We are still avid for distraction — from the horrors and sadnesses of the outside world, the exigencies of home-schooling and the sheer grind of lockdown. It can come in the form of fantasy, frivolity, sober reality and those stories of personal experience that make us feel, in spite of it all, connected to one another.

This month’s picks start with a gothic tale of huge invention and not a little jeopardy. Jenni Fagan’s Luckenbooth (WF Howes, £16.99) is the tale of the devil’s daughter who, concealing “the sharp tip of my horns”, fetches up in an Edinburgh tenement in 1910. The subsequent mayhem ranges over the rest of the 20th century and the house’s numerous inhabitants, who include a medium, a mermaid and, oddly enough, William Burroughs. The audio version, narrated by Cathleen McCarron (who’s previously read books by Val McDermid and Denise Mina), David McCallion, Fiona McNeill and Jeff Harding, works excellently with the book’s episodic structure and its multiple characters and time-schemes to build a sense of menace and claustrophobia — a creepy feeling that something wicked this way comes. Add to that the evocations of a changing city and a blend of the visceral and supernatural for a terrific way to spend 10 or so hours.

Nobody did menace quite like Patricia Highsmith, whose centenary has recently been celebrated. Several of her 22 novels are available in audio versions; alongside the Ripley novels, I’d recommend standalone stories such as Deep Water (Hachette Audio, £19.99, read by John Chancer) and This Sweet Sickness (Hachette Audio, £19.99, read by William Hope). Both are twisted tales of love and matrimony, with Highsmith’s direct but suggestive style proving to be particularly intriguing for the ear.

For a thumpingly immersive historical listen, Kate Mosse’s The City of Tears (Mantle Audio) — the second of her Burning Chambers trilogy, though you don’t have to have read or listened to the first to enjoy this — more than fits the bill. If, like me, your knowledge of 16th-century royal and political life and religious wars is somewhat limited, narration really helps; there’s something clear and precise about having the details of the conflict between the Huguenots and Catholics go straight into my listening brain. But aside from this, Mosse is practised at creating vivid scenes — in this case, a court wedding that is overtaken by the St Bartholomew’s Day Massacre, with profound consequences for her protagonists. Actor Hattie Morahan, who has read novels by Tracy Chevalier and Stacey Halls, does a superb job, ably capturing the shifts between large-scale action and its impact on individual lives. If you do want to start at the beginning, she has also narrated the first book in the series, The Burning Chambers.

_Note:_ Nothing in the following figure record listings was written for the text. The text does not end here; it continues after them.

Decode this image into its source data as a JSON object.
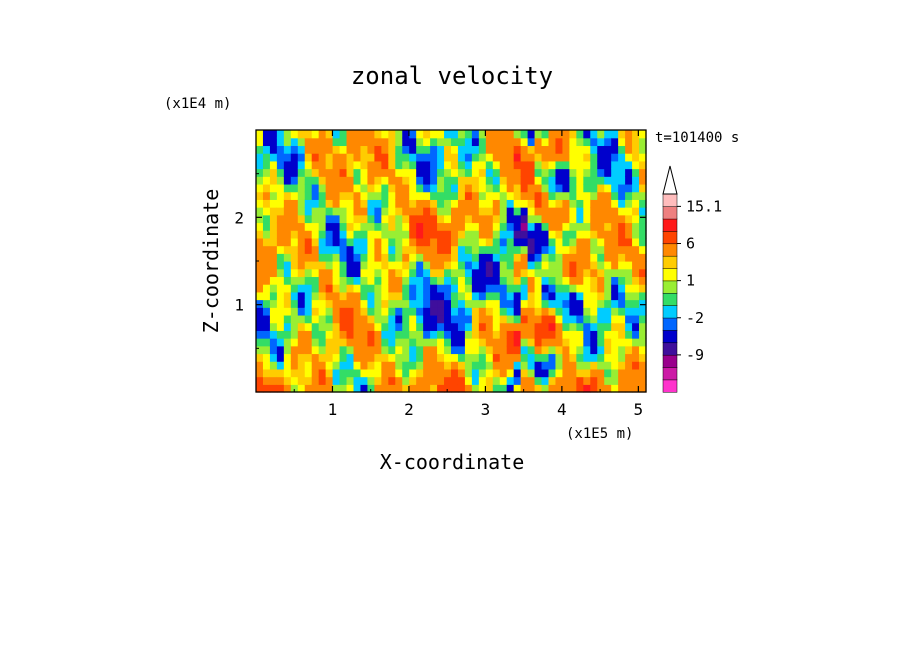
{
  "chart_data": {
    "type": "heatmap",
    "title": "zonal velocity",
    "xlabel": "X-coordinate",
    "ylabel": "Z-coordinate",
    "x_unit": "(x1E5 m)",
    "y_unit": "(x1E4 m)",
    "time_label": "t=101400 s",
    "xlim": [
      0,
      5.1
    ],
    "ylim": [
      0,
      3.0
    ],
    "x_ticks": [
      1,
      2,
      3,
      4,
      5
    ],
    "y_ticks": [
      1,
      2
    ],
    "x_tick_labels": [
      "1",
      "2",
      "3",
      "4",
      "5"
    ],
    "y_tick_labels": [
      "1",
      "2"
    ],
    "colorbar": {
      "levels": [
        -15,
        -12,
        -9,
        -6,
        -3,
        -2,
        -1,
        0,
        1,
        2,
        3,
        6,
        9,
        12,
        15.1
      ],
      "colors": [
        "#ff33cc",
        "#cc1aa6",
        "#99008c",
        "#3f0f9c",
        "#0000cc",
        "#0066ff",
        "#00ccff",
        "#33dd66",
        "#99ee33",
        "#ffff00",
        "#ffcc00",
        "#ff8800",
        "#ff4400",
        "#ff1a1a",
        "#ee8080",
        "#ffbdbd"
      ],
      "tick_labels": [
        "15.1",
        "6",
        "1",
        "-2",
        "-9"
      ],
      "tick_values": [
        15.1,
        6,
        1,
        -2,
        -9
      ],
      "extend_max": true
    },
    "field_description_grid": {
      "nx": 56,
      "nz": 34
    }
  }
}
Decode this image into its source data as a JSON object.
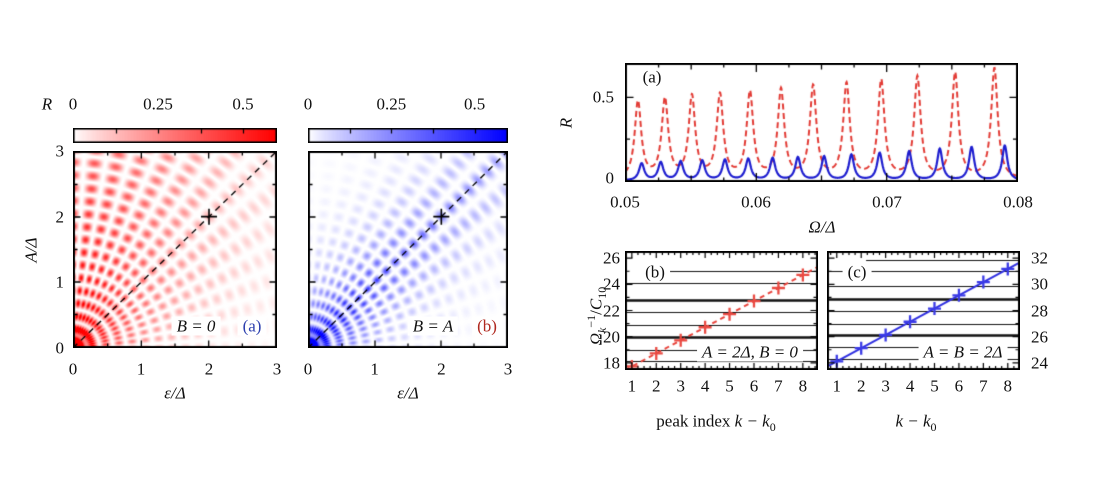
{
  "chart_data": [
    {
      "id": "heatmap_a",
      "type": "heatmap",
      "panel_label": "(a)",
      "panel_label_color": "#2c3eae",
      "annotation": "B = 0",
      "x_axis_label": "ε/Δ",
      "y_axis_label": "A/Δ",
      "x_range": [
        0,
        3
      ],
      "y_range": [
        0,
        3
      ],
      "x_tick_labels": [
        "0",
        "1",
        "2",
        "3"
      ],
      "y_tick_labels": [
        "0",
        "1",
        "2",
        "3"
      ],
      "colorbar": {
        "label": "R",
        "range": [
          0,
          0.6
        ],
        "tick_values": [
          0,
          0.25,
          0.5
        ],
        "tick_labels": [
          "0",
          "0.25",
          "0.5"
        ],
        "minor_tick_values": [
          0.125,
          0.25,
          0.375,
          0.5
        ],
        "color_low": "#ffffff",
        "color_high": "#ff0000"
      },
      "marker_plus": {
        "x": 2,
        "y": 2
      },
      "diagonal_line": {
        "from": [
          0,
          0
        ],
        "to": [
          3,
          3
        ],
        "style": "dashed"
      },
      "pattern": {
        "arc_period": 0.195,
        "angular_lobes": 28,
        "amplitude": 0.75,
        "decay_base": 0.25,
        "decay_aniso": 1.1,
        "anisotropy": "away-from-top",
        "origin_blob": 0.9,
        "channel": "red"
      }
    },
    {
      "id": "heatmap_b",
      "type": "heatmap",
      "panel_label": "(b)",
      "panel_label_color": "#b0281f",
      "annotation": "B = A",
      "x_axis_label": "ε/Δ",
      "y_axis_label": "A/Δ",
      "x_range": [
        0,
        3
      ],
      "y_range": [
        0,
        3
      ],
      "x_tick_labels": [
        "0",
        "1",
        "2",
        "3"
      ],
      "y_tick_labels": [
        "0",
        "1",
        "2",
        "3"
      ],
      "colorbar": {
        "label": "R",
        "range": [
          0,
          0.6
        ],
        "tick_values": [
          0,
          0.25,
          0.5
        ],
        "tick_labels": [
          "0",
          "0.25",
          "0.5"
        ],
        "minor_tick_values": [
          0.125,
          0.25,
          0.375,
          0.5
        ],
        "color_low": "#ffffff",
        "color_high": "#0f0fff"
      },
      "marker_plus": {
        "x": 2,
        "y": 2
      },
      "diagonal_line": {
        "from": [
          0,
          0
        ],
        "to": [
          3,
          3
        ],
        "style": "dashed"
      },
      "pattern": {
        "arc_period": 0.195,
        "angular_lobes": 28,
        "amplitude": 0.7,
        "decay_base": 0.33,
        "decay_aniso": 2.3,
        "anisotropy": "away-from-diagonal",
        "origin_blob": 0.9,
        "channel": "blue"
      }
    },
    {
      "id": "spectrum",
      "type": "line",
      "panel_label": "(a)",
      "x_label": "Ω/Δ",
      "y_label": "R",
      "x_range": [
        0.05,
        0.08
      ],
      "y_range": [
        0,
        0.7
      ],
      "x_tick_values": [
        0.05,
        0.06,
        0.07,
        0.08
      ],
      "x_tick_labels": [
        "0.05",
        "0.06",
        "0.07",
        "0.08"
      ],
      "y_tick_values": [
        0,
        0.5
      ],
      "y_tick_labels": [
        "0",
        "0.5"
      ],
      "series": [
        {
          "name": "red-dashed",
          "color": "#e23b35",
          "style": "dashed",
          "peak_x": [
            0.05099,
            0.05305,
            0.05511,
            0.05725,
            0.05954,
            0.06191,
            0.06436,
            0.06691,
            0.06956,
            0.07232,
            0.0752,
            0.0782
          ],
          "peak_h": [
            0.455,
            0.465,
            0.48,
            0.49,
            0.505,
            0.52,
            0.54,
            0.555,
            0.575,
            0.595,
            0.62,
            0.65
          ],
          "half_width": 0.0003,
          "baseline": 0.012
        },
        {
          "name": "blue-solid",
          "color": "#1d1dcf",
          "style": "solid",
          "peak_x": [
            0.05127,
            0.05273,
            0.05425,
            0.0559,
            0.05763,
            0.05941,
            0.06127,
            0.0632,
            0.0652,
            0.06728,
            0.06944,
            0.07169,
            0.07403,
            0.07646,
            0.07899
          ],
          "peak_h": [
            0.1,
            0.105,
            0.11,
            0.115,
            0.12,
            0.125,
            0.13,
            0.135,
            0.14,
            0.15,
            0.16,
            0.17,
            0.185,
            0.195,
            0.205
          ],
          "half_width": 0.00024,
          "baseline": 0.007
        }
      ]
    },
    {
      "id": "fit_b",
      "type": "scatter",
      "panel_label": "(b)",
      "annotation": "A = 2Δ, B = 0",
      "x_label_parts": {
        "pre": "peak index ",
        "expr": "k − k",
        "sub": "0"
      },
      "y_label_parts": {
        "sym": "Ω",
        "sym_sub": "k",
        "sym_sup": "−1",
        "slash": "/",
        "c": "C",
        "c_sub": "10"
      },
      "x_range": [
        0.72,
        8.62
      ],
      "y_range": [
        17.45,
        26.55
      ],
      "x_tick_values": [
        1,
        2,
        3,
        4,
        5,
        6,
        7,
        8
      ],
      "x_tick_labels": [
        "1",
        "2",
        "3",
        "4",
        "5",
        "6",
        "7",
        "8"
      ],
      "y_tick_values": [
        18,
        20,
        22,
        24,
        26
      ],
      "y_tick_labels": [
        "18",
        "20",
        "22",
        "24",
        "26"
      ],
      "points_x": [
        1,
        2,
        3,
        4,
        5,
        6,
        7,
        8
      ],
      "points_y": [
        17.72,
        18.72,
        19.72,
        20.72,
        21.72,
        22.72,
        23.72,
        24.72
      ],
      "fit_line": {
        "intercept": 16.72,
        "slope": 1.0,
        "style": "dashed",
        "color": "#e8423a"
      },
      "marker_color": "#ea4a42",
      "gridlines": [
        {
          "y": 25.05,
          "x1": 2.2
        },
        {
          "y": 24.1
        },
        {
          "y": 22.8,
          "thick": true
        },
        {
          "y": 21.85
        },
        {
          "y": 20.9
        },
        {
          "y": 19.95,
          "thick": true
        },
        {
          "y": 19.0
        },
        {
          "y": 18.1
        },
        {
          "y": 17.62,
          "x1": 2.0,
          "x2": 3.65
        }
      ]
    },
    {
      "id": "fit_c",
      "type": "scatter",
      "panel_label": "(c)",
      "annotation": "A = B = 2Δ",
      "x_label_parts": {
        "pre": "",
        "expr": "k − k",
        "sub": "0"
      },
      "x_range": [
        0.6,
        8.5
      ],
      "y_range": [
        23.45,
        32.55
      ],
      "x_tick_values": [
        1,
        2,
        3,
        4,
        5,
        6,
        7,
        8
      ],
      "x_tick_labels": [
        "1",
        "2",
        "3",
        "4",
        "5",
        "6",
        "7",
        "8"
      ],
      "y_tick_values": [
        24,
        26,
        28,
        30,
        32
      ],
      "y_tick_labels": [
        "24",
        "26",
        "28",
        "30",
        "32"
      ],
      "points_x": [
        1,
        2,
        3,
        4,
        5,
        6,
        7,
        8
      ],
      "points_y": [
        24.11,
        25.12,
        26.13,
        27.14,
        28.15,
        29.16,
        30.17,
        31.18
      ],
      "fit_line": {
        "intercept": 23.1,
        "slope": 1.01,
        "style": "solid",
        "color": "#2e2ee0"
      },
      "marker_color": "#3a3ae6",
      "gridlines": [
        {
          "y": 31.85,
          "x1": 2.2
        },
        {
          "y": 31.0
        },
        {
          "y": 29.85
        },
        {
          "y": 28.9,
          "thick": true
        },
        {
          "y": 27.95
        },
        {
          "y": 27.0
        },
        {
          "y": 26.1,
          "thick": true
        },
        {
          "y": 25.2
        },
        {
          "y": 24.3
        },
        {
          "y": 23.55,
          "x1": 1.5,
          "x2": 3.65
        }
      ]
    }
  ]
}
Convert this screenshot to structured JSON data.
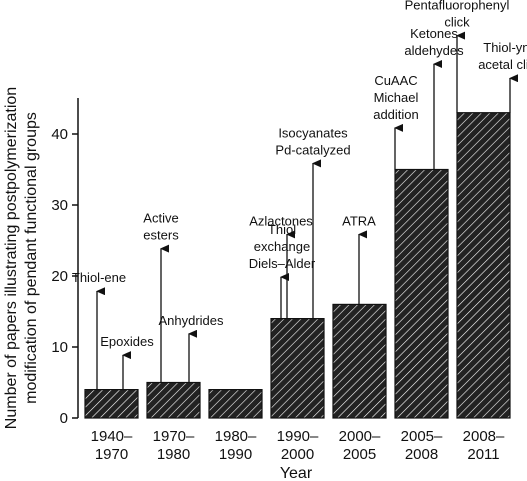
{
  "chart_data": {
    "type": "bar",
    "xlabel": "Year",
    "ylabel": "Number of papers illustrating postpolymerization modification of pendant functional groups",
    "ylabel_lines": [
      "Number of papers illustrating postpolymerization",
      "modification of pendant functional groups"
    ],
    "ylim": [
      0,
      45
    ],
    "yticks": [
      0,
      10,
      20,
      30,
      40
    ],
    "bar_fill": "hatched",
    "categories": [
      {
        "line1": "1940–",
        "line2": "1970"
      },
      {
        "line1": "1970–",
        "line2": "1980"
      },
      {
        "line1": "1980–",
        "line2": "1990"
      },
      {
        "line1": "1990–",
        "line2": "2000"
      },
      {
        "line1": "2000–",
        "line2": "2005"
      },
      {
        "line1": "2005–",
        "line2": "2008"
      },
      {
        "line1": "2008–",
        "line2": "2011"
      }
    ],
    "values": [
      4,
      5,
      4,
      14,
      16,
      35,
      43
    ],
    "annotations": [
      {
        "bar": 0,
        "arrow_top": 18,
        "lines": [
          "Thiol-ene"
        ]
      },
      {
        "bar": 0,
        "arrow_top": 9,
        "lines": [
          "Epoxides"
        ]
      },
      {
        "bar": 1,
        "arrow_top": 24,
        "lines": [
          "Active",
          "esters"
        ]
      },
      {
        "bar": 1,
        "arrow_top": 12,
        "lines": [
          "Anhydrides"
        ]
      },
      {
        "bar": 3,
        "arrow_top": 26,
        "lines": [
          "Azlactones"
        ]
      },
      {
        "bar": 3,
        "arrow_top": 36,
        "lines": [
          "Isocyanates",
          "Pd-catalyzed"
        ]
      },
      {
        "bar": 3,
        "arrow_top": 20,
        "lines": [
          "Thiol",
          "exchange",
          "Diels–Alder"
        ]
      },
      {
        "bar": 4,
        "arrow_top": 26,
        "lines": [
          "ATRA"
        ]
      },
      {
        "bar": 5,
        "arrow_top": 41,
        "lines": [
          "CuAAC",
          "Michael",
          "addition"
        ]
      },
      {
        "bar": 5,
        "arrow_top": 50,
        "lines": [
          "Ketones",
          "aldehydes"
        ]
      },
      {
        "bar": 6,
        "arrow_top": 54,
        "lines": [
          "Pentafluorophenyl",
          "click"
        ]
      },
      {
        "bar": 6,
        "arrow_top": 48,
        "lines": [
          "Thiol-yne",
          "acetal click"
        ]
      }
    ]
  }
}
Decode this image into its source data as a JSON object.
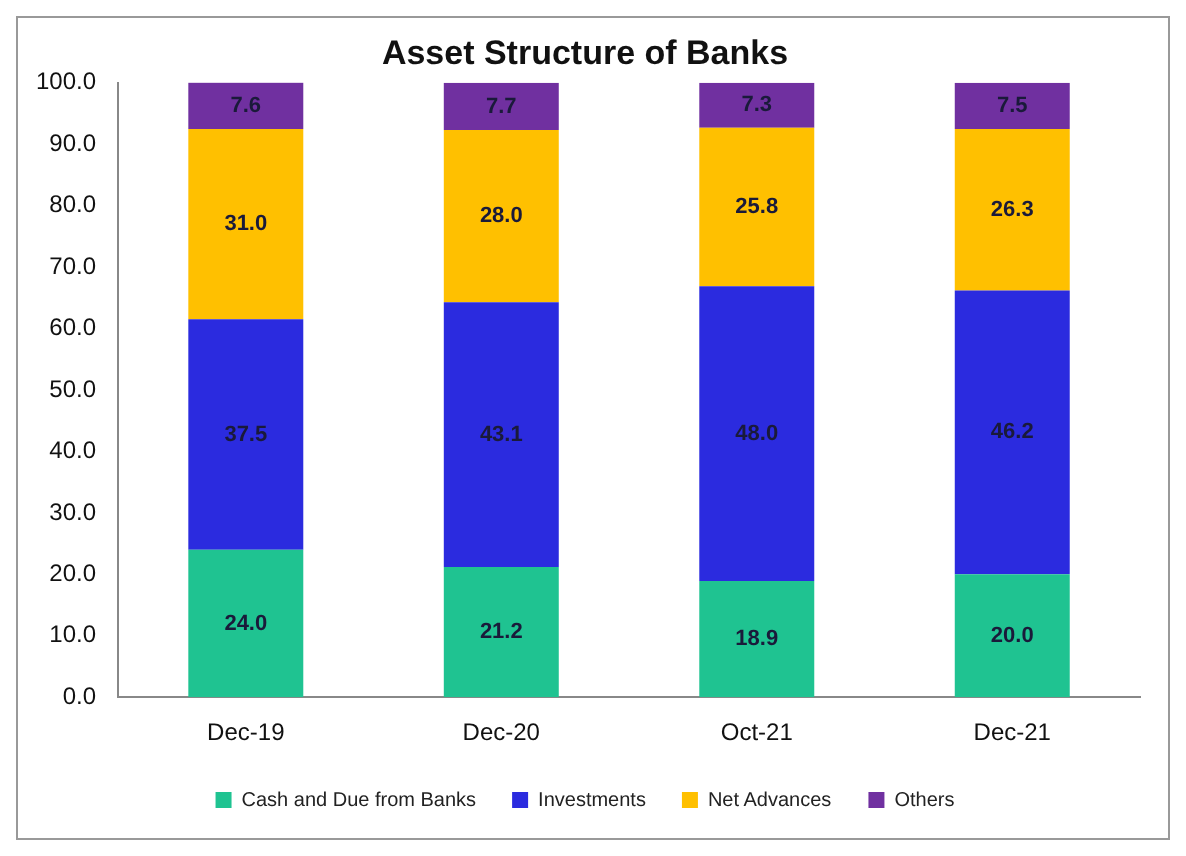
{
  "chart_data": {
    "type": "bar",
    "title": "Asset Structure of Banks",
    "categories": [
      "Dec-19",
      "Dec-20",
      "Oct-21",
      "Dec-21"
    ],
    "stacked": true,
    "series": [
      {
        "name": "Cash and Due from Banks",
        "color": "#1fc391",
        "values": [
          24.0,
          21.2,
          18.9,
          20.0
        ],
        "value_labels": [
          "24.0",
          "21.2",
          "18.9",
          "20.0"
        ]
      },
      {
        "name": "Investments",
        "color": "#2b2bdf",
        "values": [
          37.5,
          43.1,
          48.0,
          46.2
        ],
        "value_labels": [
          "37.5",
          "43.1",
          "48.0",
          "46.2"
        ]
      },
      {
        "name": "Net Advances",
        "color": "#ffc000",
        "values": [
          31.0,
          28.0,
          25.8,
          26.3
        ],
        "value_labels": [
          "31.0",
          "28.0",
          "25.8",
          "26.3"
        ]
      },
      {
        "name": "Others",
        "color": "#7030a0",
        "values": [
          7.6,
          7.7,
          7.3,
          7.5
        ],
        "value_labels": [
          "7.6",
          "7.7",
          "7.3",
          "7.5"
        ]
      }
    ],
    "ylim": [
      0,
      100
    ],
    "yticks": [
      {
        "value": 0,
        "label": "0.0"
      },
      {
        "value": 10,
        "label": "10.0"
      },
      {
        "value": 20,
        "label": "20.0"
      },
      {
        "value": 30,
        "label": "30.0"
      },
      {
        "value": 40,
        "label": "40.0"
      },
      {
        "value": 50,
        "label": "50.0"
      },
      {
        "value": 60,
        "label": "60.0"
      },
      {
        "value": 70,
        "label": "70.0"
      },
      {
        "value": 80,
        "label": "80.0"
      },
      {
        "value": 90,
        "label": "90.0"
      },
      {
        "value": 100,
        "label": "100.0"
      }
    ],
    "grid": false,
    "legend": "bottom"
  }
}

In the world of non-fiction, I had been looking forward to reading Alexandra Heminsley’s Some Body to Love (Vintage Digital, £13) in print, and then realised I’d like to listen to her own reading of this very personal book. Hers is a complex story: she and her husband had been through several rounds of unsuccessful IVF and miscarriage before the birth of their son. Then, when he was still a baby, came a bombshell: Heminsley learnt that her husband — whom she had felt becoming increasingly separate from her — was transgender, and wished to begin the process of transition.

What struck me about this audio version is that Heminsley — not in any sense a professional reader — gives a truly moving rendition of her own work; her tone is jaunty, at first, delighted by the early happiness of her marriage, and then becomes less certain, more disorientated, as her life begins to unravel. But it’s such a hopeful story: the family that she and her partner have created might be a new and unexpected shape, but it is a loving and entirely bonded one.

And finally, something very different in a book whose précis sounds so much drier than it actually is. Booker Prize-winning novelist George Saunders’s A Swim in a Pond in the Rain (Bloomsbury) is a guide to the great Russian short stories that draws not only on his decades of experience as a teacher of literature, but also, as he describes, on the moment when he realised he could stop being an engineer and start being a writer. Literature, he argues, allows us to ask the big questions, not least “How are we supposed to be living down here?” This audio version takes us through some of the shorter works of Chekhov, Turgenev, Tolstoy and Gogol, courtesy of a stellar cast of American actors, who include Glenn Close, Rainn Wilson, Phylicia Rashad and Nick Offerman. The additional advantage is, that you are taken back to the source material as well as commentary, and therein find a wellspring of great wisdom and consoling riches.